2 Hollow Less articulation of consonants. Modification of vowels to minimize their differences with the addition of "air" in the tone (as opposed to focused tone).
3 Light Minimal initial articulation and weight. Modification of vowels to emphasize "brightness" upper partials.
4 Soft Modification of vowels; some air added, low volume. Consonants are present, but not sharply defined.
5 Sweet Extreme legato. Pure vowels. Consonants present, but without extra articulated weight.
6 Flat Affectless. Consonants and vowels with same weight. Minimizing melodic contour.
7 Mature Emphasis on heavier vibrato in sound, (irregular) emphasis on lower partials of vowels (dark rather than bright).
8 Sharp Emphasis on forward placement of vowel, cutting off lower partials. Aggressive articulation of consonants.
9 Husky Irregular rhythmic inflection in phrasing.
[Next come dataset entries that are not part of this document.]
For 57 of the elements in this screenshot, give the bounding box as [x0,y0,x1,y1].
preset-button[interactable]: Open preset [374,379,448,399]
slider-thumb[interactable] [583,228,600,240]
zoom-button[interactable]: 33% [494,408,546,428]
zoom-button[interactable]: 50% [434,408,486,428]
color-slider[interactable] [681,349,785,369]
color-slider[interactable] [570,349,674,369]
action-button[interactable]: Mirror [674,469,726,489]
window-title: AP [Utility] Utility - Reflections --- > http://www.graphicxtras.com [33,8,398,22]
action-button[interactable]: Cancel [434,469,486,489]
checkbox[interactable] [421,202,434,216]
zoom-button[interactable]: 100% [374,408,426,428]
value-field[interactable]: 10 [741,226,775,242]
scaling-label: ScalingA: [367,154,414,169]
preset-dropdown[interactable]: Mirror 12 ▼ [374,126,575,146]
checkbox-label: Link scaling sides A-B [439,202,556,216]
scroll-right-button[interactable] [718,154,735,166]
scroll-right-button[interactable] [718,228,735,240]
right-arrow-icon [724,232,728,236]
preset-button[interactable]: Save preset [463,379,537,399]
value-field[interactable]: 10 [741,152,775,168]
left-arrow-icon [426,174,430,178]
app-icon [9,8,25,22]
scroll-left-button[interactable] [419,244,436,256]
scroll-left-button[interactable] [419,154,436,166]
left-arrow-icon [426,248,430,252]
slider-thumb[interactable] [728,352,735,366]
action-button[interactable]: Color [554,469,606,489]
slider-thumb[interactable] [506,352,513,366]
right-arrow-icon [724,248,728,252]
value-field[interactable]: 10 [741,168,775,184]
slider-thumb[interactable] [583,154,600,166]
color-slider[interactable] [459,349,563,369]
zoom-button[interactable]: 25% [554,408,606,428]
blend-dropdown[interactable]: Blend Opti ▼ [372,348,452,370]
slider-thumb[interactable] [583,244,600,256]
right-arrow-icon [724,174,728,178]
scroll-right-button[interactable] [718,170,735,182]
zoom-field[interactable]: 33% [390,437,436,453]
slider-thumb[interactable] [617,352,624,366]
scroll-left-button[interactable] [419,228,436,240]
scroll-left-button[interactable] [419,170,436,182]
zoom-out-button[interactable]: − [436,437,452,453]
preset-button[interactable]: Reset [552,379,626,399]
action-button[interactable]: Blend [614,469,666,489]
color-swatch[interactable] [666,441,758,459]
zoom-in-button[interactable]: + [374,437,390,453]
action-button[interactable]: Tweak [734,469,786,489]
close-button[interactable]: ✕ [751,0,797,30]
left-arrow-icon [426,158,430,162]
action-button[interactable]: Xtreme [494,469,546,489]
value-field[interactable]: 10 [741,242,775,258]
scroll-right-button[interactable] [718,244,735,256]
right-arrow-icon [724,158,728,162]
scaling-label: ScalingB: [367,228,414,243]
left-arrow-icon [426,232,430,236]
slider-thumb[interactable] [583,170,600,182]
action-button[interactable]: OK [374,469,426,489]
Irregular pronunciation of consonants and vowels, additional throat grab noises and air to vowel mix.
10 Clear Purity of vowels and consonants. Emphasis on regularity of pronunciation. Sincere affect.

Musical Scale Recordings

This part of SVDB contains the following recordings groups:

  • The scale (musical notes) performed using "ah" vowel ("ah-ah-ah" recordings)
  • The scale (musical notes) performed using "la" syllable ("la-la-la" recordings)
  • The transitions between notes performed using "ah" vowel
  • The transitions between notes performed using "la" syllable
  • The scale performed with both "ah" and "la" with singing expressions, listed in the Table.

Every recording performed with the following musical notes range:

  • Female voice (Bonnie Lander): from A3 to A5.
  • Male voice (Philip Larson): from A2 to E4.

Vocal and glottal recordings are provided. For every waveform file the voiced and unvoiced segments are marked in separate annotation file, which has the same name as the waveform file and extension "lab".

Directory and File Structure

Files of the first part are contained in "Scale recordings" directory. The recordings are in WAVE PCM format with the following characteristics: 44100 Hz; 16 bit; 1 channel (mono). There is an annotation file (.lab) associated with each wav-file. The .lab-files have the same format, as the TIMIT database files, namely:



START_POINT :== The starting point of the segment, *108 ms

END_POINT :== The end point of the segment, *108 ms

SEGMENT_NAME :== The name of the specified segment, v for voiced segment and u for unvoiced segment.

.wav and .lab files for each recordings have the same name.